6. An electrophotographic imaging process according to claim 1 wherein the first layer comprises from about 10 to about 25 weight percent electron transport compound.

7. An electrophotographic imaging process according to claim 1 wherein the first layer comprises from about 4 to about 30 weight percent electron transport compound.

8. An electrophotographic imaging process according to claim 1 wherein the first layer comprises from about 0.5 to about 25 weight percent UV light stabilizer.

9. An electrophotographic imaging process according to claim 1 wherein the charge transport compound is selected from the group consisting of pyrazoline derivatives, fluorene derivatives, oxadiazole derivatives, stilbene derivatives, hydrazone derivatives, carbazole hydrazone derivatives, triaryl amines, polyvinyl carbazole, polyvinyl pyrene, polyacenaphthylene, enamine stilbene compounds, and multi-hydrazone compounds comprising at least two hydrazone groups and at least two groups selected from the group consisting of triphenylamine and heterocycles.
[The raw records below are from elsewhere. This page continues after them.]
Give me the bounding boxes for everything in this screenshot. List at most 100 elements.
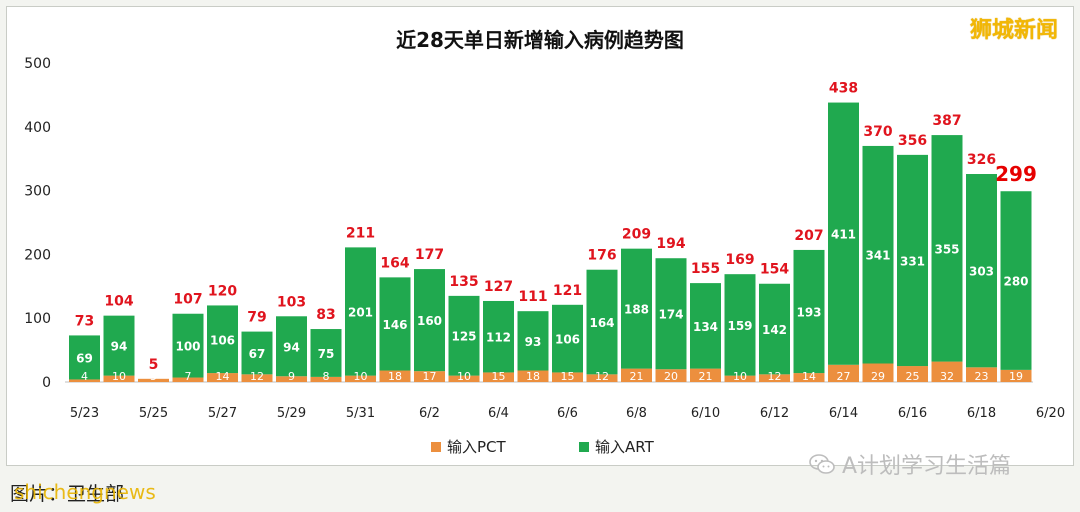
bar-art-label: 331 [900, 254, 925, 268]
bar-pct [552, 372, 583, 382]
bar-total-label: 209 [622, 227, 651, 243]
bar-art [621, 248, 652, 369]
bar-art-label: 142 [762, 323, 787, 337]
bar-art-label: 188 [624, 303, 649, 317]
chart-frame: 近28天单日新增输入病例趋势图 0 100 200 300 400 500 69 4 73 94 10… [6, 6, 1074, 466]
bar-pct [276, 376, 307, 382]
bar-total-label: 387 [932, 113, 961, 129]
bar-art-label: 411 [831, 228, 856, 242]
bar-art-label: 280 [1003, 275, 1028, 289]
y-tick-label: 500 [24, 56, 51, 72]
x-tick-label: 6/18 [967, 406, 996, 421]
bar-art-label: 94 [283, 340, 300, 354]
legend-pct-swatch [431, 442, 441, 452]
bar-pct-label: 21 [630, 370, 644, 383]
bar-pct-label: 12 [250, 370, 264, 383]
bar-pct-label: 15 [492, 370, 506, 383]
bar-art-label: 106 [210, 333, 235, 347]
bar-pct-label: 7 [185, 370, 192, 383]
watermark-text: A计划学习生活篇 [842, 454, 1012, 479]
bar-art [276, 316, 307, 377]
bar-total-label: 121 [553, 283, 582, 299]
bar-total-label: 104 [104, 294, 133, 310]
x-tick-label: 6/4 [488, 406, 509, 421]
bar-art [310, 329, 342, 377]
bar-art [966, 174, 997, 368]
source-caption: 图片：卫生部 shichengnews [10, 480, 156, 508]
legend-art-swatch [579, 442, 589, 452]
bar-total-label: 164 [380, 255, 409, 271]
bar-art [345, 247, 376, 376]
bar-pct [241, 374, 273, 382]
bar-total-label: 154 [760, 262, 789, 278]
bar-pct [448, 375, 480, 382]
bar-art [172, 313, 204, 378]
bar-art-label: 106 [555, 333, 580, 347]
bar-art-label: 67 [249, 347, 266, 361]
bar-pct [724, 375, 756, 382]
bar-pct-label: 19 [1009, 370, 1023, 383]
bar-art [414, 269, 445, 372]
bar-art-label: 112 [486, 331, 511, 345]
bar-pct-label: 10 [457, 370, 471, 383]
bar-total-label: 326 [967, 152, 996, 168]
bar-pct-label: 10 [733, 370, 747, 383]
bar-total-label: 207 [794, 228, 823, 244]
x-tick-label: 6/2 [419, 406, 440, 421]
bar-pct [621, 368, 652, 382]
x-tick-label: 6/16 [898, 406, 927, 421]
x-tick-label: 6/6 [557, 406, 578, 421]
bar-art-label: 355 [934, 242, 959, 256]
bar-pct [931, 361, 963, 382]
y-tick-label: 300 [24, 184, 51, 200]
bar-pct [69, 379, 100, 382]
bar-pct [828, 364, 859, 382]
bar-art [483, 300, 514, 373]
bar-art [586, 269, 618, 375]
bar-total-label: 135 [449, 274, 478, 290]
bar-pct [138, 378, 169, 382]
bar-pct-label: 10 [354, 370, 368, 383]
bar-pct-label: 9 [288, 370, 295, 383]
bar-art [379, 277, 411, 371]
bar-pct-label: 32 [940, 370, 954, 383]
bar-art-label: 160 [417, 314, 442, 328]
bar-pct-label: 12 [595, 370, 609, 383]
bar-total-label: 5 [149, 357, 159, 373]
bar-pct-label: 27 [837, 370, 851, 383]
bar-total-label: 111 [518, 289, 547, 305]
chart-title: 近28天单日新增输入病例趋势图 [396, 28, 684, 52]
y-tick-label: 400 [24, 120, 51, 136]
bar-art-label: 164 [589, 316, 614, 330]
bar-pct [655, 369, 687, 382]
x-tick-label: 5/23 [70, 406, 99, 421]
bar-total-label: 107 [173, 292, 202, 308]
bar-art [1000, 191, 1032, 370]
bar-total-label: 177 [415, 247, 444, 263]
bar-pct-label: 15 [561, 370, 575, 383]
bar-pct [379, 370, 411, 382]
bar-pct-label: 14 [802, 370, 816, 383]
bar-art-label: 134 [693, 320, 718, 334]
bar-art [862, 145, 894, 364]
watermark: A计划学习生活篇 [808, 450, 1012, 479]
x-tick-label: 6/12 [760, 406, 789, 421]
bar-art-label: 69 [76, 351, 93, 365]
bar-total-label: 356 [898, 133, 927, 149]
x-tick-label: 5/31 [346, 406, 375, 421]
bar-pct [759, 374, 790, 382]
legend-pct-label: 输入PCT [447, 438, 507, 456]
bar-total-label: 83 [316, 307, 335, 323]
bar-total-label: 194 [656, 236, 685, 252]
bar-art [724, 274, 756, 376]
bar-pct-label: 25 [906, 370, 920, 383]
bar-pct-label: 10 [112, 370, 126, 383]
bar-pct [414, 371, 445, 382]
bar-pct-label: 8 [323, 370, 330, 383]
y-tick-label: 200 [24, 247, 51, 263]
bar-art [69, 335, 100, 380]
bar-pct-label: 14 [216, 370, 230, 383]
bar-art [690, 283, 721, 369]
bar-art [759, 283, 790, 375]
bar-total-label: 73 [75, 313, 94, 329]
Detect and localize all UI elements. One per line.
10. An electrophotographic imaging process according to claim 9 wherein the charge transport compound is selected from the group consisting of enamine stilbene compounds and multi-hydrazone compounds comprising at least two hydrazone groups and at least two groups selected from the group consisting of triphenylamine and heterocycles.

11. An electrophotographic imaging process according to claim 9 wherein the heterocycles are selected from the group consisting of carbazole, julolidine, phenothiazine, phenazine, phenoxazine, phenoxathiin, thiazole, oxazole, isoxazole, dibenzo(1,4)dioxine, thianthrene, imidazole, benzothiazole, benzotriazole, benzoxazole, benzimidazole, quinoline, isoquinoline, quinoxaline, indole, indazole, pyrrole, purine, pyridine, pyridazine, pyrimidine, pyrazine, triazole, oxadiazole, tetrazole, thiadiazole, benzisoxazole, benzisothiazole, dibenzofuran, dibenzothiophene, thiophene, thianaphthene, quinazoline, and cinnoline.
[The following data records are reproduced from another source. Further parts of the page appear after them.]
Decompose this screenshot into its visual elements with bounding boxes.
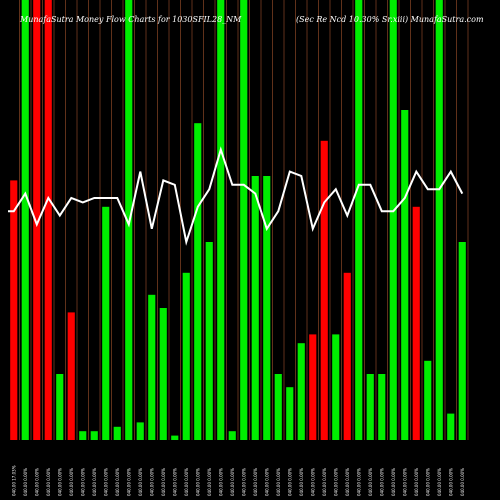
bar xyxy=(424,360,432,440)
x-tick-label: 040.00 0.00% xyxy=(299,468,304,496)
x-tick-label: 040.00 0.00% xyxy=(253,468,258,496)
x-tick-label: 040.00 0.00% xyxy=(46,468,51,496)
bar xyxy=(412,206,420,440)
x-tick-label: 040.00 0.00% xyxy=(310,468,315,496)
x-tick-label: 040.00 0.00% xyxy=(172,468,177,496)
bar xyxy=(171,435,179,440)
bar xyxy=(102,206,110,440)
x-tick-label: 040.00 0.00% xyxy=(460,468,465,496)
x-tick-label: 040.00 0.00% xyxy=(241,468,246,496)
x-tick-label: 040.00 0.00% xyxy=(264,468,269,496)
x-tick-label: 040.00 0.00% xyxy=(138,468,143,496)
x-tick-label: 040.00 0.00% xyxy=(391,468,396,496)
bar xyxy=(309,334,317,440)
bar xyxy=(56,374,64,440)
bar xyxy=(113,426,121,440)
bar xyxy=(343,272,351,440)
x-tick-label: 040.00 0.00% xyxy=(161,468,166,496)
bar xyxy=(355,0,363,440)
bar xyxy=(182,272,190,440)
money-flow-line xyxy=(8,146,464,246)
bar xyxy=(67,312,75,440)
bar xyxy=(435,0,443,440)
bar xyxy=(148,294,156,440)
x-tick-label: 040.00 0.00% xyxy=(34,468,39,496)
bar xyxy=(205,242,213,440)
bar xyxy=(401,110,409,440)
x-tick-label: 040.00 0.00% xyxy=(414,468,419,496)
bar xyxy=(332,334,340,440)
x-tick-label: 040.00 0.00% xyxy=(333,468,338,496)
x-tick-label: 040.00 0.00% xyxy=(92,468,97,496)
bar xyxy=(297,343,305,440)
x-tick-labels: 040.00 17.03% 040.00 0.00% 040.00 0.00% 040… xyxy=(11,465,465,496)
x-tick-label: 040.00 0.00% xyxy=(402,468,407,496)
bar xyxy=(10,180,18,440)
bar xyxy=(263,176,271,440)
chart-subtitle: (Sec Re Ncd 10.30% Sr.xiii) MunafaSutra.… xyxy=(296,15,484,24)
x-tick-label: 040.00 0.00% xyxy=(103,468,108,496)
x-tick-label: 040.00 0.00% xyxy=(207,468,212,496)
x-tick-label: 040.00 0.00% xyxy=(322,468,327,496)
x-tick-label: 040.00 0.00% xyxy=(287,468,292,496)
x-tick-label: 040.00 0.00% xyxy=(195,468,200,496)
x-tick-label: 040.00 0.00% xyxy=(379,468,384,496)
x-tick-label: 040.00 0.00% xyxy=(69,468,74,496)
bar xyxy=(286,387,294,440)
x-tick-label: 040.00 0.00% xyxy=(448,468,453,496)
bar xyxy=(320,140,328,441)
x-tick-label: 040.00 0.00% xyxy=(218,468,223,496)
bar xyxy=(378,374,386,440)
x-tick-label: 040.00 0.00% xyxy=(345,468,350,496)
x-tick-label: 040.00 0.00% xyxy=(425,468,430,496)
grid-lines xyxy=(19,0,469,440)
x-tick-label: 040.00 0.00% xyxy=(80,468,85,496)
bar xyxy=(21,0,29,440)
bar xyxy=(90,431,98,440)
x-tick-label: 040.00 0.00% xyxy=(356,468,361,496)
x-tick-label: 040.00 0.00% xyxy=(57,468,62,496)
bar xyxy=(44,0,52,440)
x-tick-label: 040.00 0.00% xyxy=(230,468,235,496)
x-tick-label: 040.00 0.00% xyxy=(368,468,373,496)
bar xyxy=(240,0,248,440)
bar xyxy=(136,422,144,440)
x-tick-label: 040.00 0.00% xyxy=(184,468,189,496)
bar xyxy=(366,374,374,440)
bar xyxy=(228,431,236,440)
bar xyxy=(217,0,225,440)
bar xyxy=(33,0,41,440)
x-tick-label: 040.00 0.00% xyxy=(437,468,442,496)
bar xyxy=(458,242,466,440)
x-tick-label: 040.00 0.00% xyxy=(126,468,131,496)
x-tick-label: 040.00 0.00% xyxy=(115,468,120,496)
bar xyxy=(274,374,282,440)
x-tick-label: 040.00 17.03% xyxy=(11,465,16,496)
x-tick-label: 040.00 0.00% xyxy=(149,468,154,496)
bar xyxy=(251,176,259,440)
bar xyxy=(447,413,455,440)
x-tick-label: 040.00 0.00% xyxy=(276,468,281,496)
chart-title: MunafaSutra Money Flow Charts for 1030SF… xyxy=(19,15,242,24)
bar xyxy=(194,123,202,440)
bar xyxy=(389,0,397,440)
x-tick-label: 040.00 0.00% xyxy=(23,468,28,496)
bar xyxy=(79,431,87,440)
bar xyxy=(159,308,167,440)
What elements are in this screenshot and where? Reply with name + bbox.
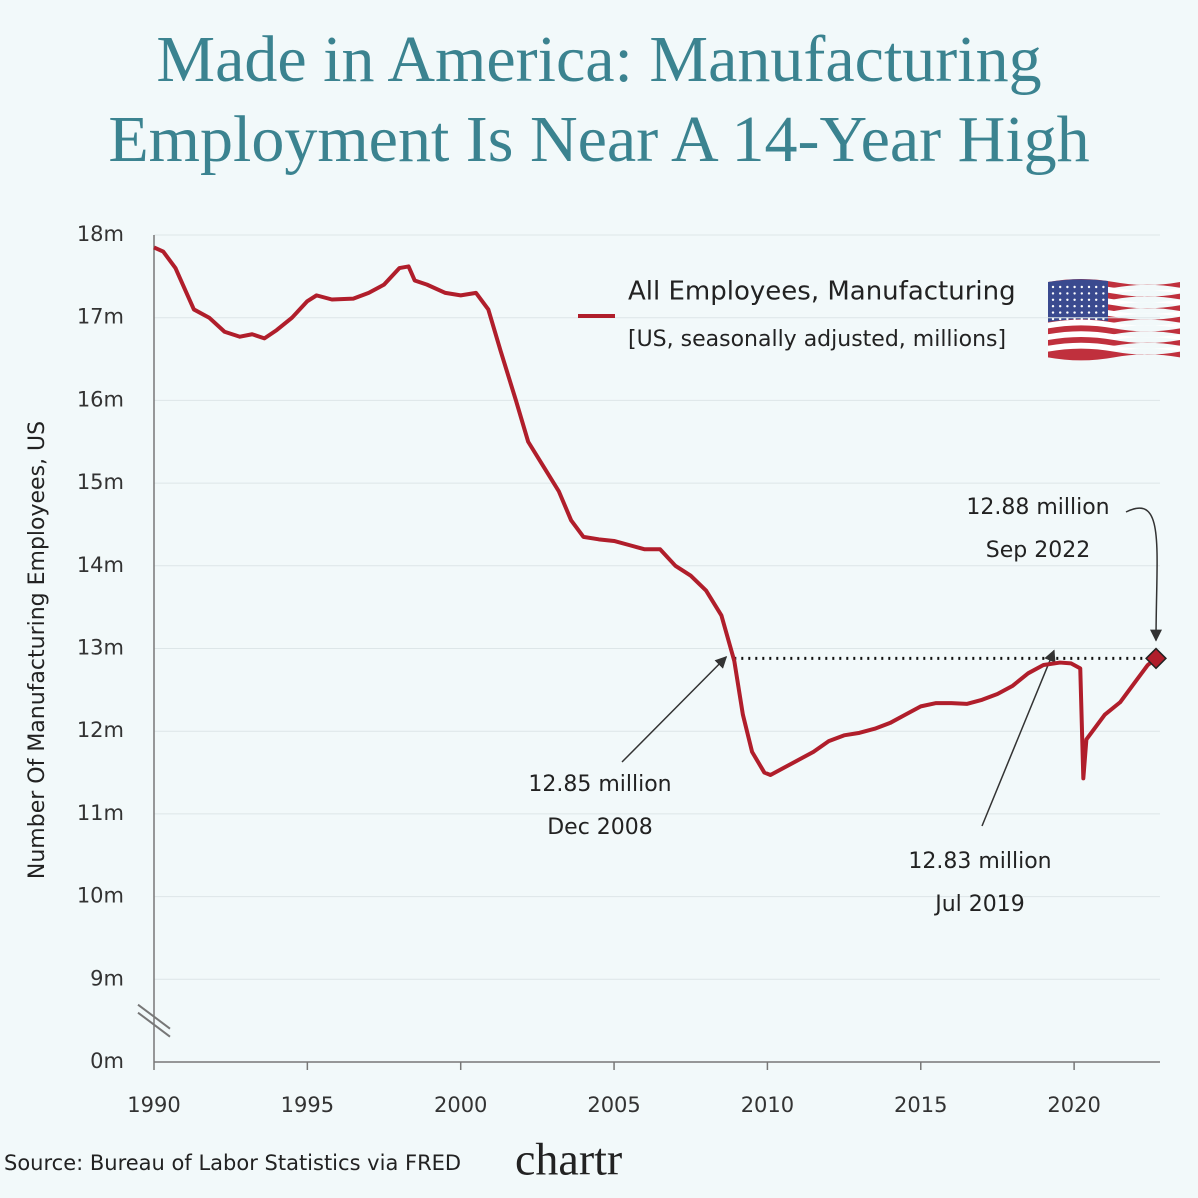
x-tick-label: 2000 — [434, 1093, 487, 1117]
annotation-arrow — [621, 656, 728, 763]
flag-star — [1080, 292, 1084, 295]
flag-star — [1102, 317, 1105, 321]
flag-star — [1080, 298, 1084, 301]
flag-star — [1066, 285, 1069, 289]
y-tick-label: 12m — [77, 718, 124, 742]
flag-star — [1080, 317, 1084, 321]
brand: chartr — [515, 1134, 622, 1185]
y-tick-label: 11m — [77, 801, 124, 825]
flag-star — [1066, 292, 1069, 295]
annotation-value: 12.85 million — [528, 772, 671, 797]
flag-star — [1051, 305, 1055, 308]
source: Source: Bureau of Labor Statistics via F… — [4, 1151, 461, 1175]
flag-star — [1051, 298, 1055, 301]
flag-star — [1095, 305, 1098, 308]
flag-star — [1087, 292, 1091, 295]
flag-star — [1080, 285, 1084, 289]
y-tick-label: 13m — [77, 636, 124, 660]
legend-label: All Employees, Manufacturing — [628, 277, 1016, 307]
flag-star — [1059, 311, 1062, 314]
flag-star — [1087, 305, 1091, 308]
x-tick-label: 1990 — [127, 1093, 180, 1117]
flag-star — [1080, 311, 1084, 314]
y-tick-label: 15m — [77, 470, 124, 494]
flag-star — [1102, 305, 1105, 308]
flag-star — [1102, 292, 1105, 295]
flag-star — [1102, 311, 1105, 314]
x-tick-label: 2005 — [587, 1093, 640, 1117]
flag-star — [1066, 298, 1069, 301]
y-tick-label: 18m — [77, 222, 124, 246]
y-tick-label: 16m — [77, 387, 124, 411]
flag-star — [1073, 311, 1076, 314]
annotation-arrow — [1125, 507, 1163, 642]
flag-star — [1059, 285, 1062, 289]
y-tick-label: 17m — [77, 305, 124, 329]
flag-star — [1102, 285, 1105, 289]
flag-star — [1059, 305, 1062, 308]
flag-star — [1073, 285, 1076, 289]
flag-star — [1059, 317, 1062, 321]
x-tick-label: 1995 — [281, 1093, 334, 1117]
x-tick-label: 2020 — [1047, 1093, 1100, 1117]
line — [153, 245, 1158, 781]
y-tick-label: 10m — [77, 884, 124, 908]
flag-star — [1087, 298, 1091, 301]
annotation-value: 12.83 million — [908, 849, 1051, 874]
annotation-arrow — [981, 649, 1056, 827]
flag-star — [1095, 317, 1098, 321]
flag-star — [1066, 305, 1069, 308]
flag-star — [1066, 311, 1069, 314]
axis-break — [137, 1011, 171, 1038]
flag-star — [1073, 317, 1076, 321]
axis-break — [137, 1003, 171, 1030]
chart-title: Employment Is Near A 14-Year High — [108, 103, 1089, 176]
flag-canton — [1048, 279, 1108, 322]
flag-stripe — [1048, 348, 1180, 361]
flag-star — [1095, 292, 1098, 295]
flag-star — [1051, 292, 1055, 295]
y-tick-label: 0m — [90, 1049, 124, 1073]
flag-star — [1073, 298, 1076, 301]
flag-star — [1087, 311, 1091, 314]
flag-star — [1051, 285, 1055, 289]
annotation-value: 12.88 million — [966, 495, 1109, 520]
x-tick-label: 2010 — [741, 1093, 794, 1117]
flag-star — [1059, 298, 1062, 301]
annotation-date: Sep 2022 — [986, 538, 1090, 563]
flag-star — [1051, 317, 1055, 321]
y-axis-label: Number Of Manufacturing Employees, US — [25, 421, 50, 879]
flag-star — [1066, 317, 1069, 321]
legend-note: [US, seasonally adjusted, millions] — [628, 327, 1006, 352]
point-marker — [1145, 647, 1167, 670]
flag-star — [1080, 305, 1084, 308]
flag-star — [1087, 317, 1091, 321]
flag-star — [1051, 311, 1055, 314]
flag-star — [1087, 285, 1091, 289]
x-tick-label: 2015 — [894, 1093, 947, 1117]
flag-star — [1095, 311, 1098, 314]
flag-star — [1073, 292, 1076, 295]
flag-star — [1095, 298, 1098, 301]
flag — [1048, 279, 1180, 361]
flag-star — [1095, 285, 1098, 289]
y-tick-label: 14m — [77, 553, 124, 577]
annotation-date: Jul 2019 — [933, 892, 1025, 917]
chart-title: Made in America: Manufacturing — [156, 23, 1041, 96]
flag-star — [1059, 292, 1062, 295]
flag-star — [1102, 298, 1105, 301]
flag-star — [1073, 305, 1076, 308]
annotation-date: Dec 2008 — [547, 815, 653, 840]
y-tick-label: 9m — [90, 966, 124, 990]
12. An electrophotographic imaging process according to claim 1 wherein the electron transport compound is selected from the group consisting of bromoaniline, tetracyanoethylene, tetracyanoquinodimethane, 2,4,7-trinitro-9-fluorenone, 2,4,5,7-tetranitro-9-fluorenone, 2,4,5,7-tetranitroxanthone, 2,4,8-trinitrothioxanthone, 2,6,8-trinitro-4H-indeno[1,2-b]thiophene-4-one, 1,3,7-trinitrodibenzothiophene-5,5-dioxide, (2,3-diphenyl-1-indenylidene)malononitrile, 4H-thiopyran-1,1-dioxide and its derivatives, derivatives of phospha-2,5-cyclohexadiene, (alkoxycarbonyl-9-fluorenylidene)malononitrile derivatives, anthraquino dimethane derivatives, anthrone derivatives, 7-nitro-2-aza-9-fluroenylidene-malononitrile, diphenoquinone derivatives, benzoquinone derivatives, naphtoquinone derivatives, quinine derivatives, tetracyanoethylenecyanoethylene, 2,4,8-trinitro thioxantone, dinitrobenzene derivatives, dinitroanthracene derivatives, dinitroacridine derivatives, nitroanthraquinone derivatives, dinitroanthraquinone derivatives, succinic anhydride, maleic anhydride, dibromo maleic anhydride, tetracyanoquinone dimethane, 2,4,5,7-tetranitro-9-fluorenone, 2,4,7-trinitro-9-dicyanomethylenene fluorenone, 2,4,5,7-tetranitroxanthone derivatives, and 2,4,8-trinitrothioxanthone derivatives.
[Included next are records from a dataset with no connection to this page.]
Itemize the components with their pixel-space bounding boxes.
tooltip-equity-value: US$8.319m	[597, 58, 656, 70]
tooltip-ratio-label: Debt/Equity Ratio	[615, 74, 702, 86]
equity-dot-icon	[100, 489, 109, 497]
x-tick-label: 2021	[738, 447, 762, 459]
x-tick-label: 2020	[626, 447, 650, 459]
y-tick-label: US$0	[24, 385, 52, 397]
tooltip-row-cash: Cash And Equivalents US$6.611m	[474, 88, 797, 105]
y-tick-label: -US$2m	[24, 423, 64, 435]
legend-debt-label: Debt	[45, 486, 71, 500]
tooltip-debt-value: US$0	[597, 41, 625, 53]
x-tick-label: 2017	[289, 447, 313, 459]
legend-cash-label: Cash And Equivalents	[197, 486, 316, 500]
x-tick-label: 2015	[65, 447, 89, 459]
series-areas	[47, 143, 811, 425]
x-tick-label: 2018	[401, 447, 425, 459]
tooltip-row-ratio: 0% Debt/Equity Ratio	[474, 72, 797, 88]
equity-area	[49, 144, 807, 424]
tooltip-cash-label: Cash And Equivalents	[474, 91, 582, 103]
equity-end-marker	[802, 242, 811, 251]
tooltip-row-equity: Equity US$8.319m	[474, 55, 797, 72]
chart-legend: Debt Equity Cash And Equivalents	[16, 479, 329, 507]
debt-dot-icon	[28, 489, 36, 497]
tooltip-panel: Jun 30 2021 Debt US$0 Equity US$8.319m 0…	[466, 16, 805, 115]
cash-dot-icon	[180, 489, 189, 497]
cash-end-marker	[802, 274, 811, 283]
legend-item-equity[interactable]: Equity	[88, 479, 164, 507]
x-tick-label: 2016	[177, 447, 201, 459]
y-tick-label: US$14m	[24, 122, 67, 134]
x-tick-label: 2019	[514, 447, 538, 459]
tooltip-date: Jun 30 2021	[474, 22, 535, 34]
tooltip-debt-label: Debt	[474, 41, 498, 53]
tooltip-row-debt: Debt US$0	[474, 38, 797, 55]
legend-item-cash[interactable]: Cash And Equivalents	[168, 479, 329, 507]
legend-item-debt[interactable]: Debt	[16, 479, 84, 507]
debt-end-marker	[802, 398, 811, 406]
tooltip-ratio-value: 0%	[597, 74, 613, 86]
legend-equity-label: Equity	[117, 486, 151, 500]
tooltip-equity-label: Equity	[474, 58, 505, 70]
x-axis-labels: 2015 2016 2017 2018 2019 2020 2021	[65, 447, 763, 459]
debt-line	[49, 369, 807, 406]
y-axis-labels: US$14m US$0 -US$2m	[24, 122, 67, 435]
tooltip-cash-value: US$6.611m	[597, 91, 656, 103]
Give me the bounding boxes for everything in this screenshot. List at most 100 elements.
13. An electrophotographic imaging process according to claim 12 wherein the electron transport compound comprises an (alkoxycarbonyl-9-fluorenylidene)malononitrile derivative.

14. An electrophotographic imaging process according to claim 1 wherein the charge generating compound is selected from the group consisting of metal-free phthalocyanines, metal phthalocyanines, squarylium dyes and pigments, hydroxy-substituted squarylium pigments, perylimides, polynuclear quinones, quinacridones, naphthalene 1,4,5,8-tetracarboxylic acid derived pigments, indigo- and thioindigo dyes, benzothioxanthene-derivatives, perylene 3,4,9,10-tetracarboxylic acid derived pigments, polyazo-pigments, polymethine dyes, dyes containing quinazoline groups, amorphous selenium, and selenium alloys.

15. An electrophotographic imaging process according to claim 1 wherein the charge generating compound comprises a metal phthalocyanine.

16. An electrophotographic imaging process according to claim 15 wherein the metal phthalocyanine is selected from the group consisting of oxytitanium phthalocyanine and hydroxygallium phthalocyanine.